Droit des sociétés : des outils plus performants pour les entreprises

Il y a différentes manières de regarder le droit. On peut le faire comme un juriste. Dans ce cas, on se plonge dans une discipline, une science, une tradition qui a ses modes de raisonnement, ses procédures, son fonctionnement, sa rigueur et bien d’autres choses encore. C’est l’affaire des professionnels du droit. On peut aussi regarder le droit comme citoyen. Dans ce cas, on souhaite qu’il trace les cadres de la vie en société, qu’il protège nos droits essentiels, qu’il soit compréhensible et disponible quand on en a besoin. Enfin, on peut le regarder comme un entrepreneur. Le droit m’aide-t-il à développer mon entreprise ou est-il un frein ? Dois-je avoir à l’esprit les risques juridiques ou les opportunités ? Qu’est-ce qui est important et que je dois savoir et surveiller ? Qu’est-ce que je peux déléguer à mes collaborateurs ou à mon avocat ?

Philippe Lambrecht, ADMINISTRATEUR-SECRÉTAIRE GÉNÉRAL
08 novembre 2017

En tant qu’entrepreneur, je dois en tout cas m’intéresser à la façon dont mon entreprise est structurée.
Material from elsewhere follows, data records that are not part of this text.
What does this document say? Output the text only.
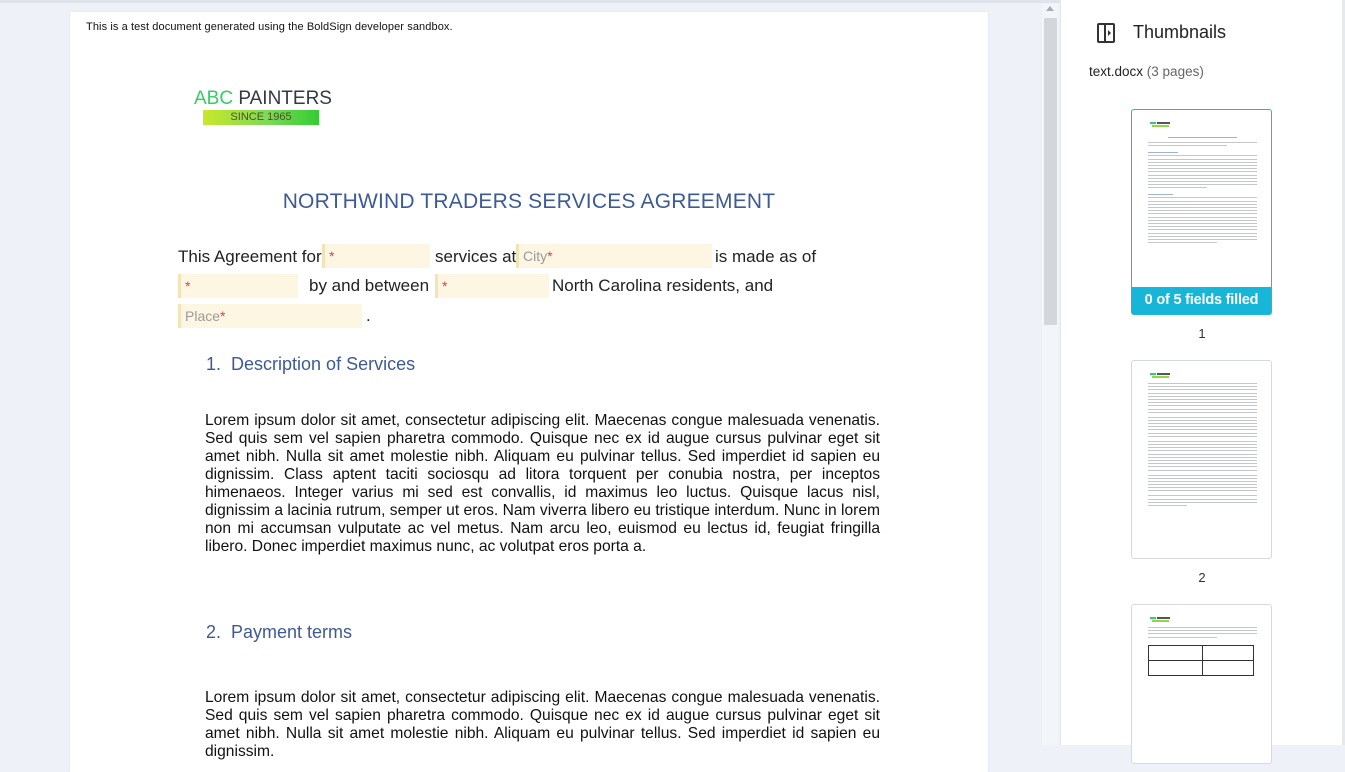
This is a test document generated using the BoldSign developer sandbox.
ABC PAINTERS
SINCE 1965
NORTHWIND TRADERS SERVICES AGREEMENT
This Agreement for *	services at City*	is made as of
*	by and between *	North Carolina residents, and
Place*	.
1. Description of Services
Lorem ipsum dolor sit amet, consectetur adipiscing elit. Maecenas congue malesuada venenatis. Sed quis sem vel sapien pharetra commodo. Quisque nec ex id augue cursus pulvinar eget sit amet nibh. Nulla sit amet molestie nibh. Aliquam eu pulvinar tellus. Sed imperdiet id sapien eu dignissim. Class aptent taciti sociosqu ad litora torquent per conubia nostra, per inceptos himenaeos. Integer varius mi sed est convallis, id maximus leo luctus. Quisque lacus nisl, dignissim a lacinia rutrum, semper ut eros. Nam viverra libero eu tristique interdum. Nunc in lorem non mi accumsan vulputate ac vel metus. Nam arcu leo, euismod eu lectus id, feugiat fringilla libero. Donec imperdiet maximus nunc, ac volutpat eros porta a.
2. Payment terms
Lorem ipsum dolor sit amet, consectetur adipiscing elit. Maecenas congue malesuada venenatis. Sed quis sem vel sapien pharetra commodo. Quisque nec ex id augue cursus pulvinar eget sit amet nibh. Nulla sit amet molestie nibh. Aliquam eu pulvinar tellus. Sed imperdiet id sapien eu dignissim.
Thumbnails
text.docx (3 pages)
0 of 5 fields filled
1
2
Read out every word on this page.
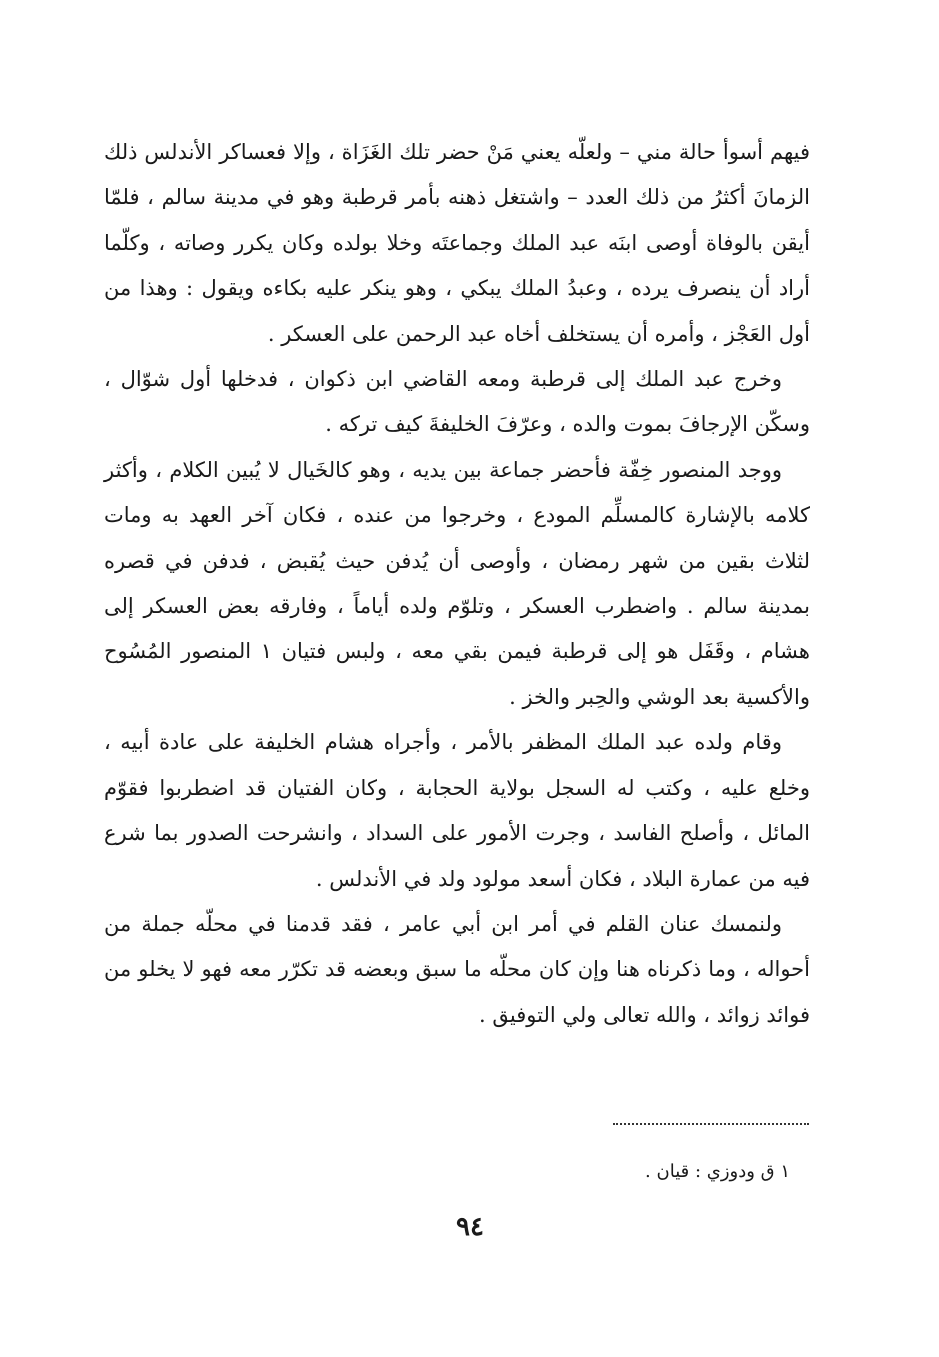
فيهم أسوأ حالة مني – ولعلّه يعني مَنْ حضر تلك الغَزَاة ، وإلا فعساكر الأندلس ذلك الزمانَ أكثرُ من ذلك العدد – واشتغل ذهنه بأمر قرطبة وهو في مدينة سالم ، فلمّا أيقن بالوفاة أوصى ابنَه عبد الملك وجماعتَه وخلا بولده وكان يكرر وصاته ، وكلّما أراد أن ينصرف يرده ، وعبدُ الملك يبكي ، وهو ينكر عليه بكاءه ويقول : وهذا من أول العَجْز ، وأمره أن يستخلف أخاه عبد الرحمن على العسكر .

وخرج عبد الملك إلى قرطبة ومعه القاضي ابن ذكوان ، فدخلها أول شوّال ، وسكّن الإرجافَ بموت والده ، وعرّفَ الخليفةَ كيف تركه .

ووجد المنصور خِفّة فأحضر جماعة بين يديه ، وهو كالخَيال لا يُبين الكلام ، وأكثر كلامه بالإشارة كالمسلِّم المودع ، وخرجوا من عنده ، فكان آخر العهد به ومات لثلاث بقين من شهر رمضان ، وأوصى أن يُدفن حيث يُقبض ، فدفن في قصره بمدينة سالم . واضطرب العسكر ، وتلوّم ولده أياماً ، وفارقه بعض العسكر إلى هشام ، وقَفَل هو إلى قرطبة فيمن بقي معه ، ولبس فتيان ١ المنصور المُسُوح والأكسية بعد الوشي والحِبر والخز .

وقام ولده عبد الملك المظفر بالأمر ، وأجراه هشام الخليفة على عادة أبيه ، وخلع عليه ، وكتب له السجل بولاية الحجابة ، وكان الفتيان قد اضطربوا فقوّم المائل ، وأصلح الفاسد ، وجرت الأمور على السداد ، وانشرحت الصدور بما شرع فيه من عمارة البلاد ، فكان أسعد مولود ولد في الأندلس .

ولنمسك عنان القلم في أمر ابن أبي عامر ، فقد قدمنا في محلّه جملة من أحواله ، وما ذكرناه هنا وإن كان محلّه ما سبق وبعضه قد تكرّر معه فهو لا يخلو من فوائد زوائد ، والله تعالى ولي التوفيق .

١ ق ودوزي : قيان .
٩٤
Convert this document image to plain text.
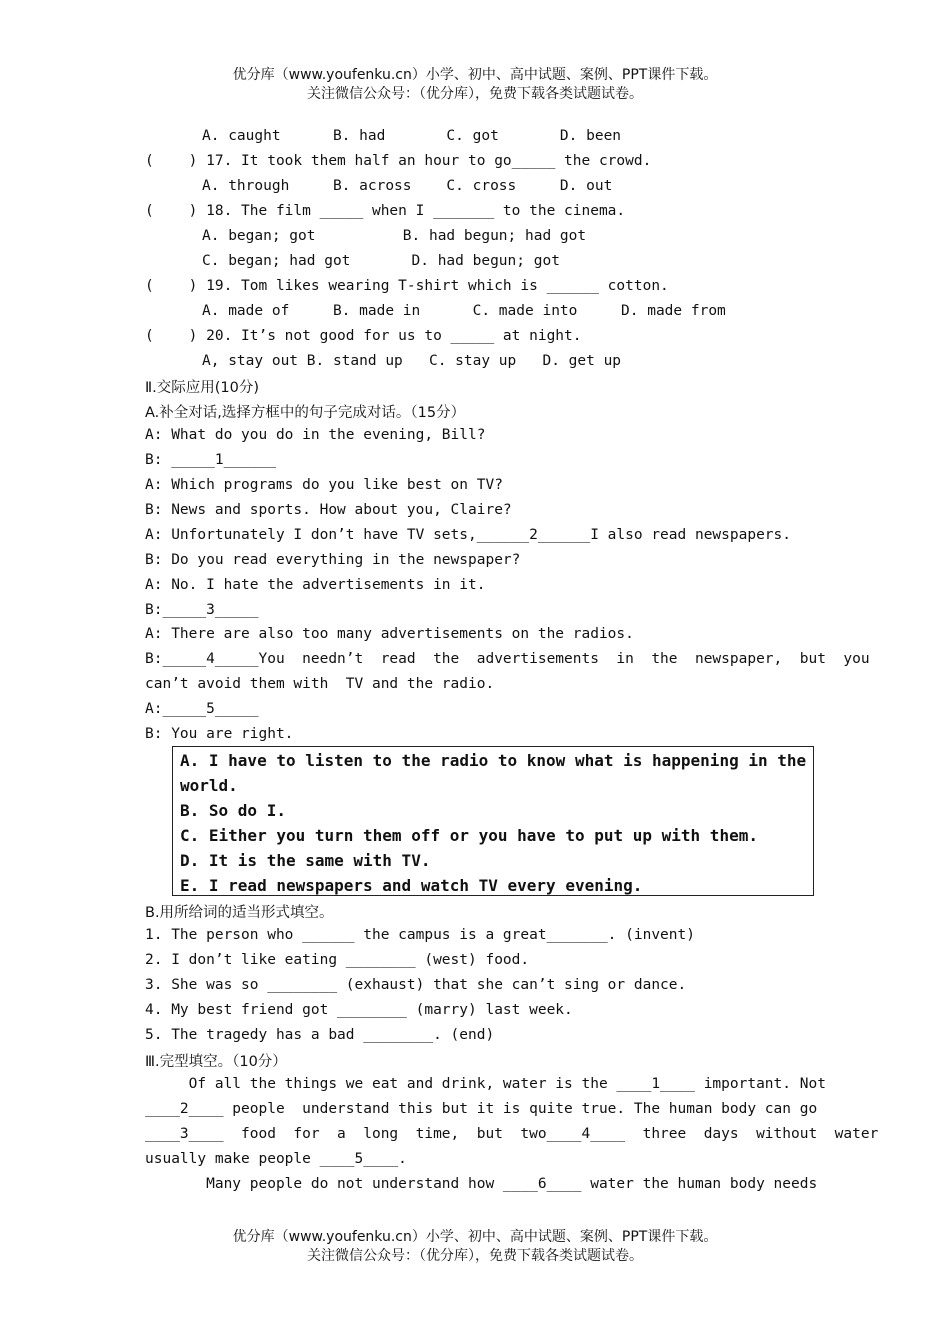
优分库（www.youfenku.cn）小学、初中、高中试题、案例、PPT课件下载。
关注微信公众号：（优分库），免费下载各类试题试卷。
A. caught      B. had       C. got       D. been
(    ) 17. It took them half an hour to go_____ the crowd.
A. through     B. across    C. cross     D. out
(    ) 18. The film _____ when I _______ to the cinema.
A. began; got          B. had begun; had got
C. began; had got       D. had begun; got
(    ) 19. Tom likes wearing T-shirt which is ______ cotton.
A. made of     B. made in      C. made into     D. made from
(    ) 20. It’s not good for us to _____ at night.
A, stay out B. stand up   C. stay up   D. get up
Ⅱ.交际应用(10分)
A.补全对话,选择方框中的句子完成对话。（15分）
A: What do you do in the evening, Bill?
B: _____1______
A: Which programs do you like best on TV?
B: News and sports. How about you, Claire?
A: Unfortunately I don’t have TV sets,______2______I also read newspapers.
B: Do you read everything in the newspaper?
A: No. I hate the advertisements in it.
B:_____3_____
A: There are also too many advertisements on the radios.
B:_____4_____You  needn’t  read  the  advertisements  in  the  newspaper,  but  you
can’t avoid them with  TV and the radio.
A:_____5_____
B: You are right.
A. I have to listen to the radio to know what is happening in the
world.
B. So do I.
C. Either you turn them off or you have to put up with them.
D. It is the same with TV.
E. I read newspapers and watch TV every evening.
B.用所给词的适当形式填空。
1. The person who ______ the campus is a great_______. (invent)
2. I don’t like eating ________ (west) food.
3. She was so ________ (exhaust) that she can’t sing or dance.
4. My best friend got ________ (marry) last week.
5. The tragedy has a bad ________. (end)
Ⅲ.完型填空。（10分）
Of all the things we eat and drink, water is the ____1____ important. Not
____2____ people  understand this but it is quite true. The human body can go
____3____  food  for  a  long  time,  but  two____4____  three  days  without  water
usually make people ____5____.
Many people do not understand how ____6____ water the human body needs
优分库（www.youfenku.cn）小学、初中、高中试题、案例、PPT课件下载。
关注微信公众号：（优分库），免费下载各类试题试卷。
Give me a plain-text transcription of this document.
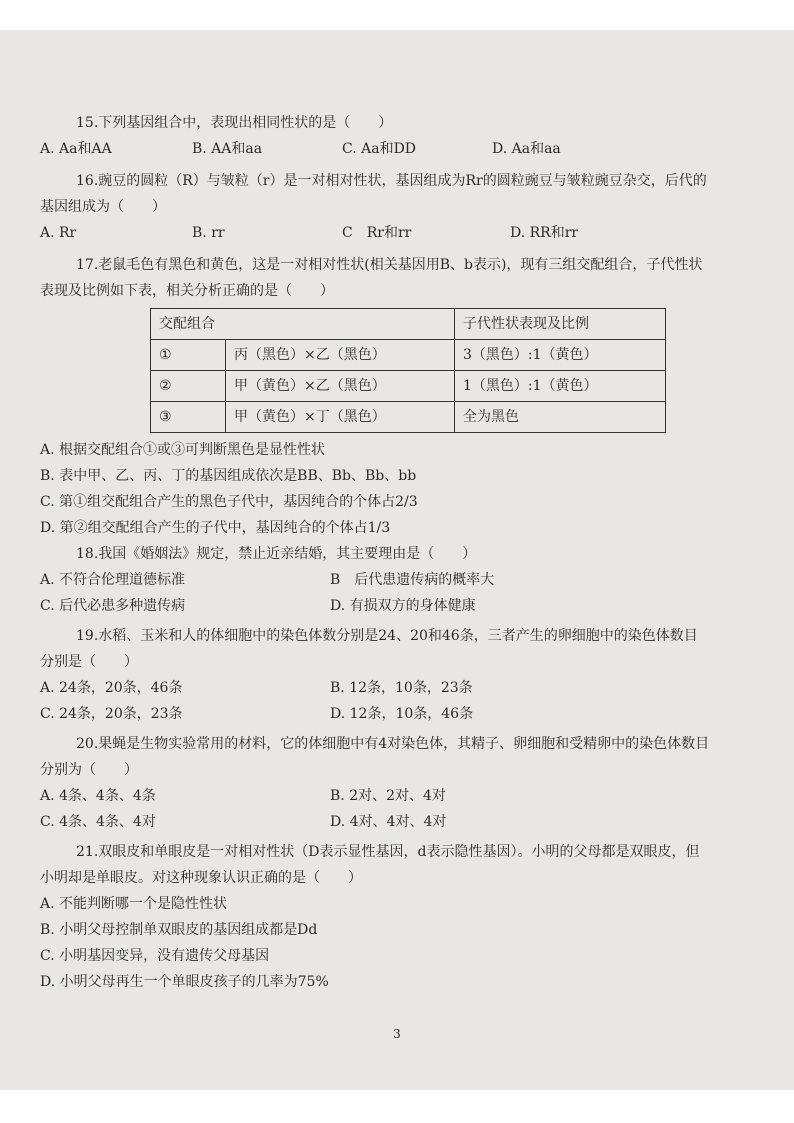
15.下列基因组合中，表现出相同性状的是（　　）

A. Aa和AA	B. AA和aa	C. Aa和DD	D. Aa和aa

16.豌豆的圆粒（R）与皱粒（r）是一对相对性状，基因组成为Rr的圆粒豌豆与皱粒豌豆杂交，后代的基因组成为（　　）

A. Rr	B. rr	C　Rr和rr	D. RR和rr

17.老鼠毛色有黑色和黄色，这是一对相对性状(相关基因用B、b表示)，现有三组交配组合，子代性状表现及比例如下表，相关分析正确的是（　　）

交配组合		子代性状表现及比例
①	丙（黑色）×乙（黑色）	3（黑色）:1（黄色）
②	甲（黄色）×乙（黑色）	1（黑色）:1（黄色）
③	甲（黄色）×丁（黑色）	全为黑色

A. 根据交配组合①或③可判断黑色是显性性状

B. 表中甲、乙、丙、丁的基因组成依次是BB、Bb、Bb、bb

C. 第①组交配组合产生的黑色子代中，基因纯合的个体占2/3

D. 第②组交配组合产生的子代中，基因纯合的个体占1/3

18.我国《婚姻法》规定，禁止近亲结婚，其主要理由是（　　）

A. 不符合伦理道德标准	B　后代患遗传病的概率大
C. 后代必患多种遗传病	D. 有损双方的身体健康

19.水稻、玉米和人的体细胞中的染色体数分别是24、20和46条，三者产生的卵细胞中的染色体数目分别是（　　）

A. 24条，20条，46条	B. 12条，10条，23条
C. 24条，20条，23条	D. 12条，10条，46条

20.果蝇是生物实验常用的材料，它的体细胞中有4对染色体，其精子、卵细胞和受精卵中的染色体数目分别为（　　）

A. 4条、4条、4条	B. 2对、2对、4对
C. 4条、4条、4对	D. 4对、4对、4对

21.双眼皮和单眼皮是一对相对性状（D表示显性基因，d表示隐性基因）。小明的父母都是双眼皮，但小明却是单眼皮。对这种现象认识正确的是（　　）

A. 不能判断哪一个是隐性性状

B. 小明父母控制单双眼皮的基因组成都是Dd

C. 小明基因变异，没有遗传父母基因

D. 小明父母再生一个单眼皮孩子的几率为75%

3
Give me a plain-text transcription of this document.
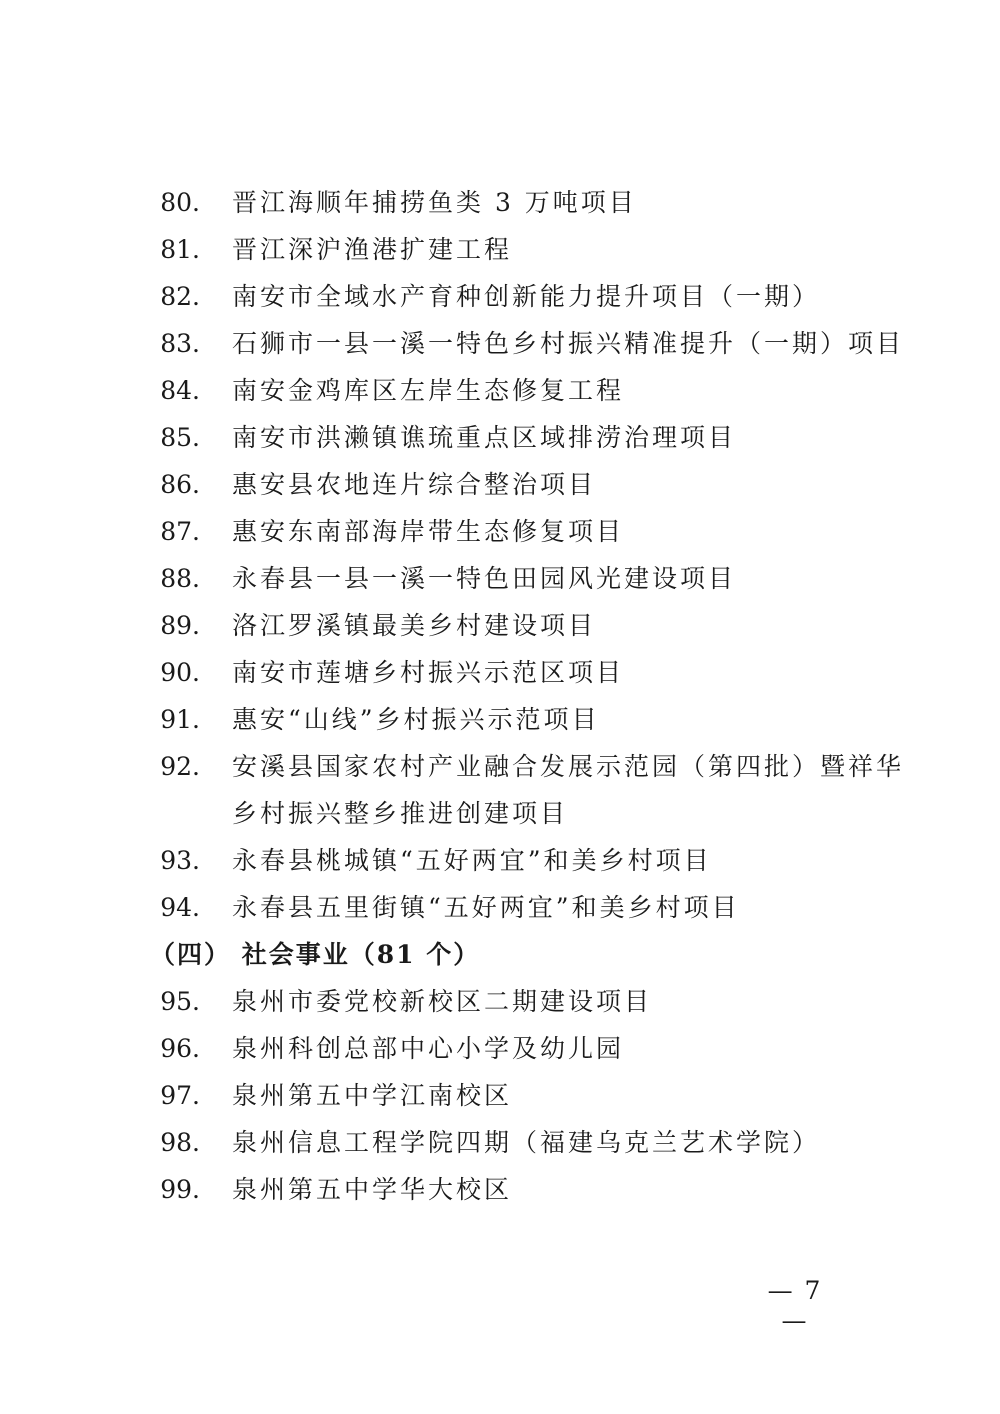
80. 晋江海顺年捕捞鱼类 3 万吨项目
81. 晋江深沪渔港扩建工程
82. 南安市全域水产育种创新能力提升项目（一期）
83. 石狮市一县一溪一特色乡村振兴精准提升（一期）项目
84. 南安金鸡库区左岸生态修复工程
85. 南安市洪濑镇谯琉重点区域排涝治理项目
86. 惠安县农地连片综合整治项目
87. 惠安东南部海岸带生态修复项目
88. 永春县一县一溪一特色田园风光建设项目
89. 洛江罗溪镇最美乡村建设项目
90. 南安市莲塘乡村振兴示范区项目
91. 惠安“山线”乡村振兴示范项目
92. 安溪县国家农村产业融合发展示范园（第四批）暨祥华
乡村振兴整乡推进创建项目
93. 永春县桃城镇“五好两宜”和美乡村项目
94. 永春县五里街镇“五好两宜”和美乡村项目
（四） 社会事业（81 个）
95. 泉州市委党校新校区二期建设项目
96. 泉州科创总部中心小学及幼儿园
97. 泉州第五中学江南校区
98. 泉州信息工程学院四期（福建乌克兰艺术学院）
99. 泉州第五中学华大校区
— 7 —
Si j’agis en tant que personne physique, mon entreprise s’identifie à moi. Si je crée une société, je devrai bien en choisir la forme, savoir si j’aurai des associés, comprendre les règles de décision dans ma société, savoir quelles sont mes responsabilités comme actionnaire, comme administrateur, comme délégué à la gestion journalière, etc. Je devrai aussi m’intéresser au droit fiscal, au droit social et à bien d’autres questions juridiques tant l’activité humaine est aujourd’hui régie par une multitude de dispositions légales et réglementaires.

Plus le droit des sociétés sera attentif aux nécessités multiples de la vie des affaires, plus son utilité sera grande pour la collectivité. Si le droit des sociétés est un outil performant, il facilite le développement économique.

C’est la raison pour laquelle notre droit des sociétés mérite d’être adapté au XXIe siècle. Une société qui change doit pouvoir compter sur des structures juridiques performantes et attractives. C’est pour cette raison que je consacre ces quelques lignes au projet de nouveau Code des sociétés et associations.

Ce projet veut tout d’abord simplifier la matière. On prévoit donc un Code commun pour toutes les entreprises, qu’elles soient organisées en sociétés ou en associations. Ces dernières pourront exercer les mêmes activités économiques que les sociétés, mais seules les sociétés pourront distribuer des dividendes à leurs actionnaires, tandis que les bénéfices des associations devront être consacrés intégralement à la réalisation de leur but, sans possibilité de distribution.

Un grand effort a également été fait pour supprimer les règles que le droit européen imposait aux seules sociétés anonymes, mais que nous avions malheureusement rendues applicables également aux SPRL et aux SCRL. Deux autres axes de simplification sont également prévus. D’une part, on regroupe les différentes formes de sociétés existantes autour de la société simple, de la société privée (SRL), de la société anonyme (SA) et de la société coopérative (SC). D’autre part, le projet limite le nombre de sanctions pénales aux vraies infractions de cette nature, tout en responsabilisant les acteurs économiques sur le plan des sanctions civiles.

Ensuite, le futur Code entend favoriser une organisation flexible des sociétés, en prévoyant des règles de base, dites règles par défaut, auxquelles les statuts peuvent déroger, tout en veillant à respecter les intérêts des tiers, en particulier ceux des créanciers.

Enfin, le Code vise à renforcer l’attractivité du droit belge des sociétés dans le marché européen. Il est clair que la concurrence entre les États de l’Union européenne pour offrir un régime d’établissement attrayant aux entreprises s’est renforcée en même temps que se développait la jurisprudence de la Cour européenne de Justice, qui a promu la mobilité des entreprises. À l’avenir, une société se verra appliquer le droit belge des sociétés si son siège statutaire est en Belgique, alors que jusqu’à présent une société ne pouvait être belge que si son siège réel était situé en Belgique. À l’heure du numérique, cette théorie du siège réel nous déforce par rapport aux nombreux pays européens qui ont opté pour le siège statutaire.

Dans les mois qui viennent, dès qu’il aura été adapté aux remarques du Conseil d’État, le projet sera soumis au Parlement, dans l’espoir de le voir adopté au cours du premier semestre 2018. Il s’agit d’une réforme ambitieuse, de nature à replacer notre droit des sociétés et associations dans la liste des droits attractifs en Europe. Il est donc juste que nous la soutenions, puisqu’elle vise à rendre l’organisation et le fonctionnement de nos entreprises plus modernes, plus logiques et plus flexibles.